Ein schwieriges zweites Album? Nein, eigentlich gar nicht. Manchen vielleicht etwas zu "slick" produziert, jedenfalls im Vergleich zur rohen Energie vom ersten Album, auch wenn Supergrass-Producer Ian Davenport auch schon beim Debut der Band Of Skulls geholfen hatte. White hot grooves mit Zuckerglasur. Das könnte man - wenn man ein klein bißchen böse ist - auch als Malen nach Zahlen bezeichnen, rock by numbers, sozusagen. Insgesamt ist "Sweet Sour" schlanker und fokussierter als "Baby Darling Doll Face Honey", trotz der angesprochenen lengthy Ballads.
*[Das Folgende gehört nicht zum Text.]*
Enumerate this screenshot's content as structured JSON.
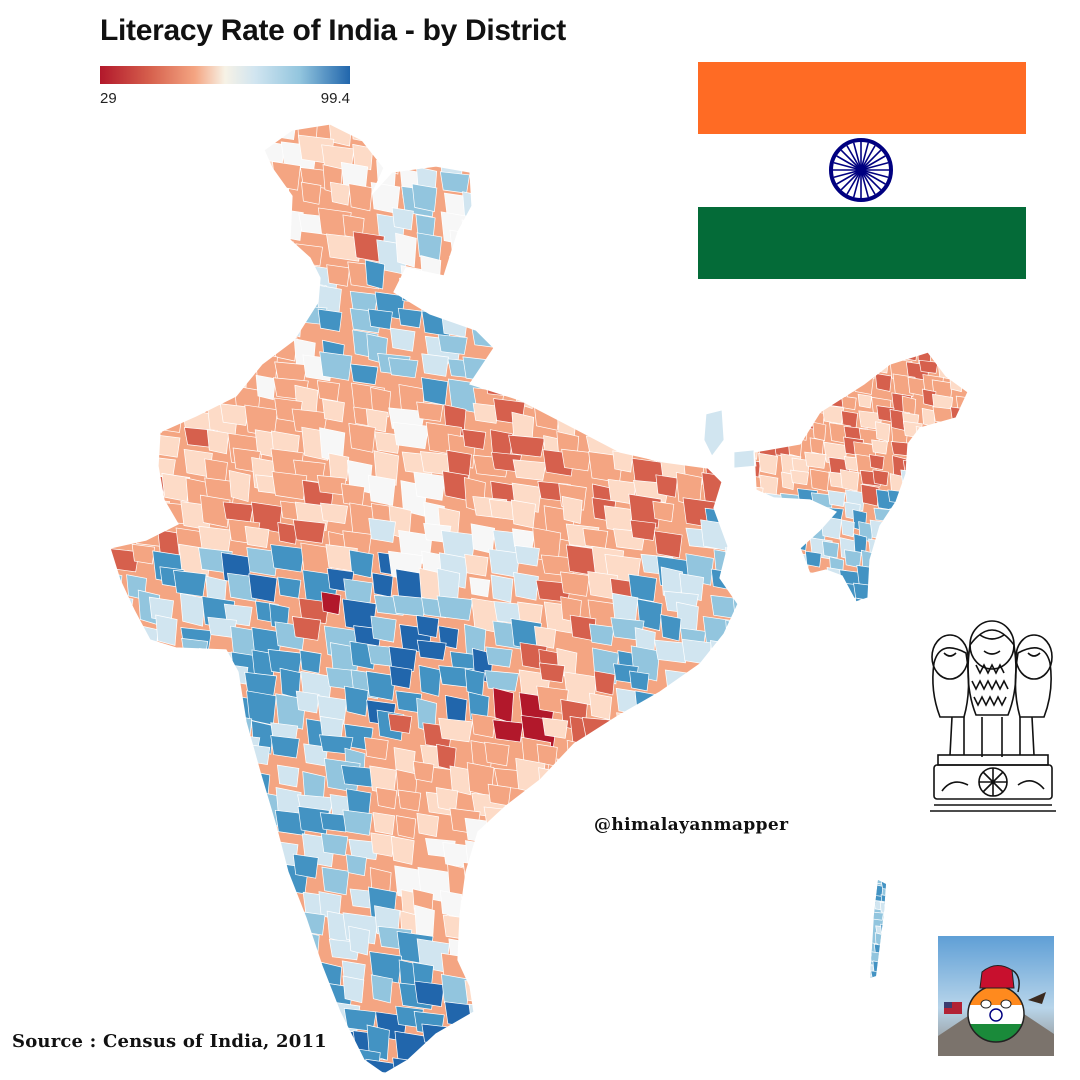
{
  "map": {
    "title": "Literacy Rate of India - by District",
    "legend": {
      "min": "29",
      "max": "99.4",
      "min_value": 29,
      "max_value": 99.4,
      "colors": [
        "#b2182b",
        "#d6604d",
        "#f4a582",
        "#fddbc7",
        "#f7f7f7",
        "#d1e5f0",
        "#92c5de",
        "#4393c3",
        "#2166ac"
      ]
    },
    "credit": "@himalayanmapper",
    "source": "Source : Census of India, 2011"
  },
  "flag": {
    "saffron": "#ff6b24",
    "white": "#ffffff",
    "green": "#046b38",
    "chakra_color": "#000080"
  },
  "icons": [
    "india-flag",
    "ashoka-chakra-icon",
    "state-emblem-lion-capital",
    "countryball-avatar"
  ]
}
Diese sind es aber, die letztlich beweisen, dass die Band Of Skulls wirklich gute - und seit Debut und Twilight-Songappearance - gereifte Songwriter sind.
Anspieltipps

band of skulls
"The Devil Takes Care Of His Own": Ein Link zum ersten Album. Bluesrock.
"Lay My Head Down": Smokey, dreamy. Emma Richardson singt. Laurel Canyon, California Folkrock, aber mit heavy middle section.
"You´re Not Pretty But You Got It Going On": Aha. Die schnellste Nummer am Album, und die schnellste der Band überhaupt.
"Wanderluster": Auch ein Link zum Debutalbum.
"Hometown": Einfacher, schöner Song. Text und Melodie stehen im Mittelpunkt. Ein Mellotron wird gespielt.
"Lies": Der erste Song, der eingespielt wurde. Nach dem Abmischen in Los Angeles, hatte die Band eine genaue Vorstellung, wie das komplette Album klingen würde.
"Close To Nowhere": Spätnachts/frühmorgens aufgenommen, nach viel Rotweinkonsum. Russell Marsden: "You have to listen to it late at night to appreciate it."
"Sweet Sour" von Band Of Skulls ist bei Electric Blues Recordings/PIAS erschienen.